A escravidão moderna refere-se às condições de trabalho desumanas às que milhões de pessoas são expostas: trabalho imposto, servidão sexual, tráfico de pessoas, matrimônio forçoso e trabalho infantil. Implica roubar o trabalho de milhões de pessoas para que outros obtenham ganhos, despojar as vítimas de participar plenamente da vida política e econômica da sociedade.

Assim foi descrito pelo diretor do Centro para a Investigação de Políticas, da Universidade das Nações Unidas, James Cockayne, em entrevista para a Telesur.

O relatório do Departamento de Estado dos EUA precisa que o “tráfico de pessoas”, “tráfico de seres humanos” e “escravidão moderna” são termos gerais para se referir “aos atos de recrutar, albergar, transportar, fornecer ou obter uma pessoa para a obrigar a realizar trabalhos forçosos ou atos de comércio sexual, mediante o uso de força, logro ou coação”.

Mais de 400 mil pessoas nos EUA vivem em condições de escravidão moderna, segundo um estudo publicado pela Walk Free Foundation (WFF).

É um fenômeno que parece não ter limites de crescimento nesse país, onde o tráfico de pessoas com o propósito de servidão e exploração sexual, converteu-se em um negócio para os traficantes.

Contudo, na contramão do que muitos acreditam, a maioria das vítimas de tráfico sexual nos Estados Unidos não são estrangeiras trazidas ao país à força. De fato, oito em cada dez são cidadãs estadunidenses, refere a BBC.

“Muitas delas são escravizadas através das drogas e marcadas com tatuagens, como uma mercadoria que pertence ao seu explorador. E um dos grandes problemas é que soem ser confundidas com trabalhadoras sexuais por própria vontade”, assinala a BBC.

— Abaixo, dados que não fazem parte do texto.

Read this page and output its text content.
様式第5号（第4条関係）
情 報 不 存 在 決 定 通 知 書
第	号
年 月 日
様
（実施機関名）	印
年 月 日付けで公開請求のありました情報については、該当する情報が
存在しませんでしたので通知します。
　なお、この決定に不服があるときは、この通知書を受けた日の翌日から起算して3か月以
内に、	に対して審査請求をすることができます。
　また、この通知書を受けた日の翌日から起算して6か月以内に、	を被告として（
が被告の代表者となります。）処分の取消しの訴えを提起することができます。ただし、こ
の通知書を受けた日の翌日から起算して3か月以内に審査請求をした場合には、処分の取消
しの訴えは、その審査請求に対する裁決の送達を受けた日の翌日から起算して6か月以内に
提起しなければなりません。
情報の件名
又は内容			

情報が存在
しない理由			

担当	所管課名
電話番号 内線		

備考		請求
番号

A Agência de Notícias Inter Press Service (IPS) recolhe vários casos recentes de alto perfil de tráfico de pessoas e comercialização sexual nos Estados Unidos.

Um deles é o do milionário Jeffrey Edward Epstein, quem misteriosamente cometeu suicídio, sob custódia policial. Epstein enfrentava cargos federais por dirigir uma operação de tráfico sexual de garotas e adolescentes.

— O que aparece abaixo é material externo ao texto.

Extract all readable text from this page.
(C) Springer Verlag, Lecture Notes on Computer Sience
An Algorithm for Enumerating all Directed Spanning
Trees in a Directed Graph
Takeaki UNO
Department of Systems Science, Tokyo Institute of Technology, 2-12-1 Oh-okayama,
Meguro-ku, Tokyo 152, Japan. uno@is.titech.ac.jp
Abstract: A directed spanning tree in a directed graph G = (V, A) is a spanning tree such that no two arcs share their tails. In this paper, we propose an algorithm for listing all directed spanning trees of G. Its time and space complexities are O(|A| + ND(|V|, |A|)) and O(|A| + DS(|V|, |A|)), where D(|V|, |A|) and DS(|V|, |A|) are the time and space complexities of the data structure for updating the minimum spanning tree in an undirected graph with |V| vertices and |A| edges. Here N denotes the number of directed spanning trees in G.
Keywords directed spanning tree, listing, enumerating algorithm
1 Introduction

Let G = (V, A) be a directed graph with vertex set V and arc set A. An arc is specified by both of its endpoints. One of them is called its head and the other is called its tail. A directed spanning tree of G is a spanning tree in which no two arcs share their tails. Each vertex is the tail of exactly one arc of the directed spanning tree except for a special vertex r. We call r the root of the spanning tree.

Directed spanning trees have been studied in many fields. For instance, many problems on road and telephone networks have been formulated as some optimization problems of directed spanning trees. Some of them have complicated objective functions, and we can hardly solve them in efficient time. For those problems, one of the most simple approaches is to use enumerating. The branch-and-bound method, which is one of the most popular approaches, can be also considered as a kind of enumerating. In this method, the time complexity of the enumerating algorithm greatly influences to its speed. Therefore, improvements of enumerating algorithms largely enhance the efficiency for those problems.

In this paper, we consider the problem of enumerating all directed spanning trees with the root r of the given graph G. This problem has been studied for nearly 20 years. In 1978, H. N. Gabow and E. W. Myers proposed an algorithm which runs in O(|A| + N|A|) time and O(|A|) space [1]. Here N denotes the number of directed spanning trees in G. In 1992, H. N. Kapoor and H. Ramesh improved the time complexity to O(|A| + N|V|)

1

Outro incidente envolveu 16 efetivos do Corpo de Fuzileiros Navais dos Estados Unidos, que em 25 de julho foram presos, acusados de tráfico de pessoas, tráfico de drogas e transporte de imigrantes mexicanos indocumentados.

Em pleno auge da pandemia da Covid-19, de acordo com o FBI, sua unidade de luta contra a exploração infantil e o tráfico de pessoas investiga vários casos nos que os exploradores “promovem” suas vítimas para atrair os clientes.

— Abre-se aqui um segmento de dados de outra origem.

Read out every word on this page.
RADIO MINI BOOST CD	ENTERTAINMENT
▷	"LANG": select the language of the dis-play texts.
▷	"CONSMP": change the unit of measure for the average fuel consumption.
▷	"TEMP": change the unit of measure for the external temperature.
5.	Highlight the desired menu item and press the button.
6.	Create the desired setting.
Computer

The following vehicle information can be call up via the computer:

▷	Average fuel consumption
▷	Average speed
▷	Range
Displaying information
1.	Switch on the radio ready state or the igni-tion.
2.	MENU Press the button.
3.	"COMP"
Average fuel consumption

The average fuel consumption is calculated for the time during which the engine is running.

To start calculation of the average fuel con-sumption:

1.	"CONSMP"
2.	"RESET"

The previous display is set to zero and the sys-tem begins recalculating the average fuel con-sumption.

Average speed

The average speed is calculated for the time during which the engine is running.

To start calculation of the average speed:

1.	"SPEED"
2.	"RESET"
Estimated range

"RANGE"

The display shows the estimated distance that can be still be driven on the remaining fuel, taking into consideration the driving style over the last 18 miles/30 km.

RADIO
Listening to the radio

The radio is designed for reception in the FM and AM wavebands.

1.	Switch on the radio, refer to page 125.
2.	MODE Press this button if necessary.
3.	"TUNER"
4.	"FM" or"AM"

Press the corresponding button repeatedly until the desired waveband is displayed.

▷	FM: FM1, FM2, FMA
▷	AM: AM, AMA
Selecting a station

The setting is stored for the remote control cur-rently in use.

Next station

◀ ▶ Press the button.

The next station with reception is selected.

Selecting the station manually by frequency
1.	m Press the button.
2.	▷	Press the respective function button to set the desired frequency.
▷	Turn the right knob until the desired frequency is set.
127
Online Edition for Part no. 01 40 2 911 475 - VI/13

A rede de televisão ABC News informa que em Nova York os traficantes afirmam em seus anúncios que as mulheres, muitas delas menores de idade, que exploram sexualmente estão “livres do vírus” ou “dispostas a usar máscara e luvas”.

Este fenômeno se repete, por exemplo, em Jacksonville, Flórida, onde as atividades de tráfico e pagamento por sexo continuam em meio da epidemia e as mulheres exploradas, em geral, não têm outra opção que submeter-se para poder pagar sua comida e alojamento, refletiu a News4Jax.

Em San Diego, o tráfico sexual gera lucros ilícitos de até 810 milhões de dólares ao ano; é a segunda atividade criminosa mais benéfica depois do tráfico de drogas.

As meninas e mulheres são especialmente vulneráveis, elas representam 99% das vítimas na indústria sexual comercial e 58% em outros setores.

O Governo dos EUA deveria utilizar o dinheiro dos contribuintes que malgasta em difamar outras nações, para combater e solucionar os problemas graves que enfrenta em sua própria nação, não inventar palha para o olho alheio e zelar pela viga que o cega e a lama que o corrompe desde dentro.